Decision tree learning is one of the most important and widely used and sensible strategies for
Classification.
Wide used Decision tree learning algorithms square measure ID3, ASSISTANT, and C4.5.
INTRODUCTION
Decision tree learning is a method for approximating discrete-valued target functions,
In which the learned function is represented by a decision tree.
Learned trees can also be represented as set of using if-then rules to improve human
Readability.
These learning methods are inductive inference algorithms and are being successful
Used in diagnosing medical cases to learning to assess credit risk of loan applicants.
DECISION TREE REPRESENTATION
Decision trees classify instances by sorting them down the tree from the root to some
Leaf node, which provides the classification of the instance.
Each node in the tree specifies a test of some attribute of the instance, and each branch
Descending from that node corresponds to one of the possible values for this attribute.
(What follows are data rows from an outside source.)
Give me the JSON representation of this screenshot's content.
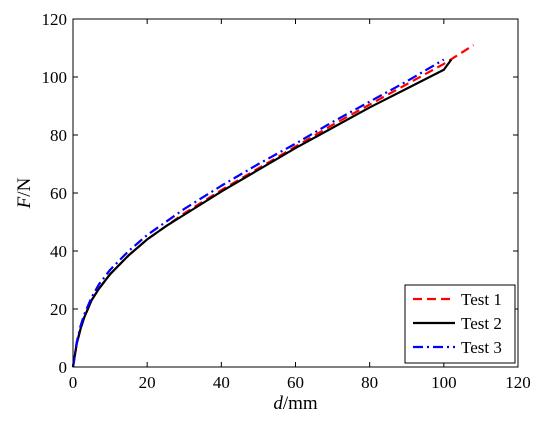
{
  "chart_data": {
    "type": "line",
    "title": "",
    "xlabel": {
      "var": "d",
      "unit": "/mm"
    },
    "ylabel": {
      "var": "F",
      "unit": "/N"
    },
    "xlim": [
      0,
      120
    ],
    "ylim": [
      0,
      120
    ],
    "xticks": [
      0,
      20,
      40,
      60,
      80,
      100,
      120
    ],
    "yticks": [
      0,
      20,
      40,
      60,
      80,
      100,
      120
    ],
    "grid": false,
    "legend_position": "bottom-right",
    "series": [
      {
        "name": "Test 1",
        "color": "#ff0000",
        "style": "dashed",
        "x": [
          0,
          1,
          2,
          3,
          5,
          7,
          10,
          15,
          20,
          25,
          30,
          40,
          50,
          60,
          70,
          80,
          90,
          100,
          108
        ],
        "y": [
          0,
          8,
          13,
          17,
          23,
          27,
          32,
          38.5,
          44,
          48.5,
          53,
          61,
          68.5,
          76,
          83.5,
          90.5,
          97.5,
          104.5,
          111
        ]
      },
      {
        "name": "Test 2",
        "color": "#000000",
        "style": "solid",
        "x": [
          0,
          1,
          2,
          3,
          5,
          7,
          10,
          15,
          20,
          25,
          30,
          40,
          50,
          60,
          70,
          80,
          90,
          100,
          102
        ],
        "y": [
          0,
          8,
          13,
          17,
          23,
          27,
          32,
          38.5,
          44,
          48.5,
          52.5,
          60.5,
          68,
          75.5,
          82.5,
          89.5,
          96,
          102.5,
          106
        ]
      },
      {
        "name": "Test 3",
        "color": "#0000ff",
        "style": "dashdot",
        "x": [
          0,
          1,
          2,
          3,
          5,
          7,
          10,
          15,
          20,
          25,
          30,
          40,
          50,
          60,
          70,
          80,
          90,
          100
        ],
        "y": [
          0,
          8.5,
          14,
          18,
          24,
          28.5,
          33.5,
          40,
          45.5,
          50,
          54.5,
          62.5,
          70,
          77,
          84.5,
          91.5,
          98.5,
          106
        ]
      }
    ]
  }
}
An instance is classified by starting at the root node of the tree, testing the attribute
specified by this node, then moving down the tree branch corresponding to the value of
The attribute in the given example. This process id used again for the subtree rooted
At the new node.
Terminologies
Root Node (Top Node): It acts for the simple and this further gets divided. Into two or more homogeneous sets.
Splitting: It is a process of dividing. A node into two or more sub-nodes.
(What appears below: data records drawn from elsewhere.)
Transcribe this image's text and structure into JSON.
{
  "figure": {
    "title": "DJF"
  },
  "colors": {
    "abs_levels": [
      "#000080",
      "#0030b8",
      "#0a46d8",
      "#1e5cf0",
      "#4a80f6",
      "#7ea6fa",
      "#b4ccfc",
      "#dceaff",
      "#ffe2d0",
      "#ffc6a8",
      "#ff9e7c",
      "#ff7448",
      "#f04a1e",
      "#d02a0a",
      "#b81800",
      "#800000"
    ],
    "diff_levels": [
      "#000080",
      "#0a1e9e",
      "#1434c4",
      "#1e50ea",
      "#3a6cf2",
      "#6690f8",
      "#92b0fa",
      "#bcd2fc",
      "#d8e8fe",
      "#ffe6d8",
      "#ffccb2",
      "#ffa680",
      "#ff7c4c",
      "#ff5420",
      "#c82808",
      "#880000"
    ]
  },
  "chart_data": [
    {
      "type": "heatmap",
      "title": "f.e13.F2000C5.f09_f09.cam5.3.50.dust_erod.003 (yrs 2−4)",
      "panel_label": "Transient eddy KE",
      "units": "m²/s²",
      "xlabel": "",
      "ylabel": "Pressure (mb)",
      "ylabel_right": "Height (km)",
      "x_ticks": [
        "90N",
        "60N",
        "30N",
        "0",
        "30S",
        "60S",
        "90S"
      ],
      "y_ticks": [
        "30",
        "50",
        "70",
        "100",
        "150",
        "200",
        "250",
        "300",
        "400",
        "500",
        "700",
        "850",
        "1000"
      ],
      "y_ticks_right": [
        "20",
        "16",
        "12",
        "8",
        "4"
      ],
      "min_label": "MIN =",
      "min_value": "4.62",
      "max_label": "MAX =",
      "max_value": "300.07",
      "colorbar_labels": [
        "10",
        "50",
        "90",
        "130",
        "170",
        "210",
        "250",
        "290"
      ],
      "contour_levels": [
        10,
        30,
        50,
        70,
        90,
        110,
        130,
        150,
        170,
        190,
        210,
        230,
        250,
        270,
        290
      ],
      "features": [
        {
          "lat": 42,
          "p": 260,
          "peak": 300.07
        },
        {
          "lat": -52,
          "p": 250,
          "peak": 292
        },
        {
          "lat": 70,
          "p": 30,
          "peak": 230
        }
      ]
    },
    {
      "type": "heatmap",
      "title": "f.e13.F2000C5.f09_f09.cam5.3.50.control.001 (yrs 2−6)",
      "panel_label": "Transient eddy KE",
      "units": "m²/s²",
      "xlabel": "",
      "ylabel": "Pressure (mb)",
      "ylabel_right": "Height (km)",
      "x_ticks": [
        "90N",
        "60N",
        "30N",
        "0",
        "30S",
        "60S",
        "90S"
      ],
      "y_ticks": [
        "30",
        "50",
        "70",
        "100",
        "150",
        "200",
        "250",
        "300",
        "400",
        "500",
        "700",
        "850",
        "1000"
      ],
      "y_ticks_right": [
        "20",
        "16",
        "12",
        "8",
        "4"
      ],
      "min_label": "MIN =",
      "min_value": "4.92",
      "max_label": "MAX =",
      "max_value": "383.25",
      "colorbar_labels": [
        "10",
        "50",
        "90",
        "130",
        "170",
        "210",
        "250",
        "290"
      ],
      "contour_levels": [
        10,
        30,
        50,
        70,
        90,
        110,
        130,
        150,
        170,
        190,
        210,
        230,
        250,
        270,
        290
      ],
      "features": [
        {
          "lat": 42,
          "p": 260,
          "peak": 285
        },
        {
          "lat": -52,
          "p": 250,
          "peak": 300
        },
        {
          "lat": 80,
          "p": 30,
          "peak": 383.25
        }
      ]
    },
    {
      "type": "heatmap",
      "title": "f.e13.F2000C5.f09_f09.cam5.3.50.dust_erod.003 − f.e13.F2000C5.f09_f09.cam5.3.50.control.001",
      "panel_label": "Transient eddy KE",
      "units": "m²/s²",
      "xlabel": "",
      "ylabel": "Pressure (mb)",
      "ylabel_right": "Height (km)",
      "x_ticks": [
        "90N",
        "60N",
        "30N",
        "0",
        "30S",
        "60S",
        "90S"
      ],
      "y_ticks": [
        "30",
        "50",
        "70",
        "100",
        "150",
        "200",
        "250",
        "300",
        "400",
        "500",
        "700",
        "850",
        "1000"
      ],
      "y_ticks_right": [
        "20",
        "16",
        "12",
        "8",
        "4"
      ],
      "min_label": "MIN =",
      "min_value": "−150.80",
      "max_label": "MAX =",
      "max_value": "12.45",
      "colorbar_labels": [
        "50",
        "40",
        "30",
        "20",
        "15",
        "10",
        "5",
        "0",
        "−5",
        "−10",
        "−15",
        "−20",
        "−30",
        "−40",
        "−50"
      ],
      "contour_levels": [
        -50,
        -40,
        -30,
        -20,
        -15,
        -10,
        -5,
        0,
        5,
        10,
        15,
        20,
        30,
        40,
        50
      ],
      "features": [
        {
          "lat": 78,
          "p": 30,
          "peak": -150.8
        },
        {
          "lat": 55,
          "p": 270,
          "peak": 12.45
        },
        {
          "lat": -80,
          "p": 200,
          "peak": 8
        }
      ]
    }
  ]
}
Decision Node: When a sub-node splits into further sub-nodes, then it called a decision node.
Leaf or Terminal Node: There is no Node with children are Called Leaf node.
Pruning (opposite of Splitting): When we reduce the size of decision trees by removing nodes the process is called pruning.
Branch or Sub-Tree: A subsection of the decision tree is called as a branch.
Parent and Child Node: A node, which is divided into sub-nodes is called a parent node sub-nodes
Whereas sub-nodes are the child of a parent node.